Tibetans have been protesting and rioting in Tibet and nearby provinces in the longest challenge to China's rule in the Himalayan region since 1989. The crackdown by Chinese authorities has focused international attention on the country's human-rights record in the run-up to the Beijing Games in August.
The jamming also affects those trying to listen in India, Nepal and Europe, Alme said.
By BBC News
April 01, 2008
China must ensure open access to the internet during the Beijing Games, Olympic officials have warned.
Inspectors from the International Olympic Committee (IOC) said China was obliged under its Games contract to provide journalists with web access.
The IOC's Kevan Gosper said there was concern that the web had been blocked during recent unrest in Tibet. He said this could not happen during the Games.
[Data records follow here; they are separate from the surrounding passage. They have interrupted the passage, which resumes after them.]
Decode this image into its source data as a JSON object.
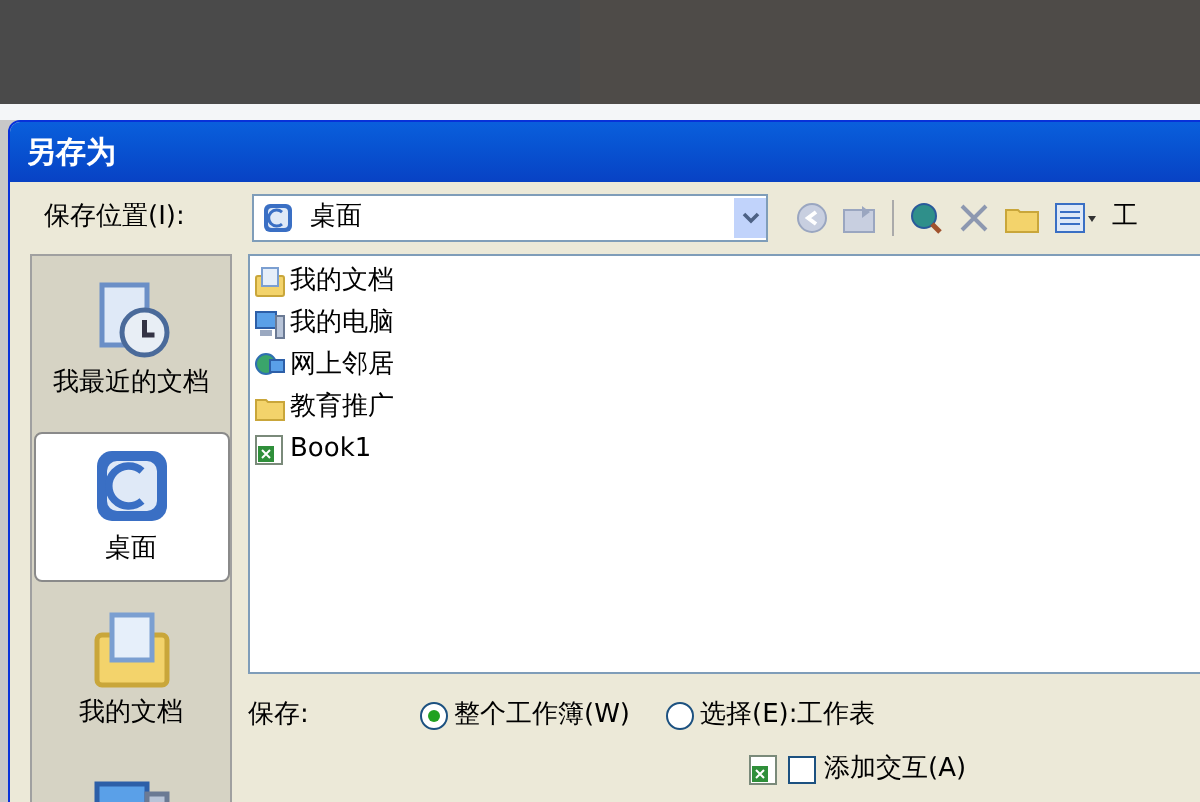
{
  "window": {
    "title": "另存为"
  },
  "save_in": {
    "label": "保存位置(I):",
    "value": "桌面",
    "toolbar_cut_label": "工"
  },
  "places": [
    {
      "label": "我最近的文档",
      "kind": "recent",
      "selected": false
    },
    {
      "label": "桌面",
      "kind": "desktop",
      "selected": true
    },
    {
      "label": "我的文档",
      "kind": "documents",
      "selected": false
    },
    {
      "kind": "computer",
      "selected": false
    }
  ],
  "files": [
    {
      "name": "我的文档",
      "kind": "documents"
    },
    {
      "name": "我的电脑",
      "kind": "computer"
    },
    {
      "name": "网上邻居",
      "kind": "network"
    },
    {
      "name": "教育推广",
      "kind": "folder"
    },
    {
      "name": "Book1",
      "kind": "excel"
    }
  ],
  "save": {
    "label": "保存:",
    "options": [
      {
        "label": "整个工作簿(W)",
        "selected": true
      },
      {
        "label": "选择(E):工作表",
        "selected": false
      }
    ],
    "interactive": {
      "label": "添加交互(A)",
      "checked": false
    }
  }
}
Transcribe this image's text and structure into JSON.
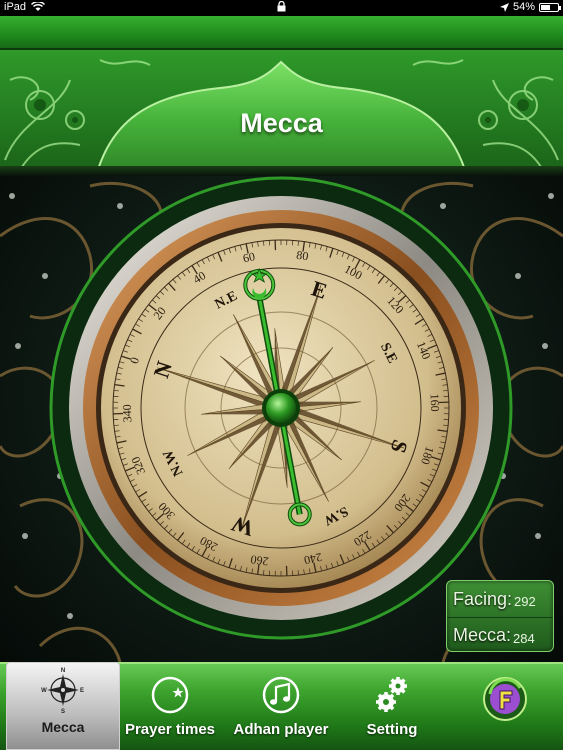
{
  "status_bar": {
    "device": "iPad",
    "battery": "54%",
    "battery_level": 0.54
  },
  "header": {
    "title": "Mecca"
  },
  "compass": {
    "heading_deg": 292,
    "degree_labels": [
      "20",
      "40",
      "60",
      "80",
      "100",
      "120",
      "140",
      "160",
      "180",
      "200",
      "220",
      "240",
      "260",
      "280",
      "300",
      "320",
      "340",
      "0"
    ],
    "cardinal_labels": [
      "N",
      "E",
      "S",
      "W"
    ],
    "intercardinal_labels": [
      "N.E",
      "S.E",
      "S.W",
      "N.W"
    ]
  },
  "readouts": {
    "facing_label": "Facing:",
    "facing_value": "292",
    "mecca_label": "Mecca:",
    "mecca_value": "284"
  },
  "tabbar": {
    "tabs": [
      {
        "label": "Mecca",
        "icon": "compass-rose-icon"
      },
      {
        "label": "Prayer times",
        "icon": "crescent-star-icon"
      },
      {
        "label": "Adhan player",
        "icon": "music-note-icon"
      },
      {
        "label": "Setting",
        "icon": "gears-icon"
      },
      {
        "label": "",
        "icon": "app-logo-icon"
      }
    ],
    "compass_icon_letters": [
      "N",
      "E",
      "S",
      "W"
    ]
  },
  "colors": {
    "accent_green": "#3ea52f",
    "dark_green": "#145512",
    "brass": "#b47a3a",
    "dial_face": "#d6c49a"
  }
}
IOC inspectors are on a final visit to Beijing before the August Games begin.
Internet 'management'
Mr Gosper said blocking the internet during the Games would "reflect very poorly" on the host nation.
"There was some criticism that the Internet closed down during events relating to Tibet in previous weeks - but this is not Games time," he said.
"Our concern is that the press is able to operate as it has at previous Games during Games time."
Some 30,000 journalists are expected to be in Beijing to cover the Games.
China frequently blocks access to certain websites - often restricting access to foreign media sites.
But foreign ministry spokeswoman Jiang Yu told the Associated Press that China's "management" of the internet followed the "general practice of the international community".
She declined to say if the internet would be unrestricted for journalists during the Olympics, AP noted.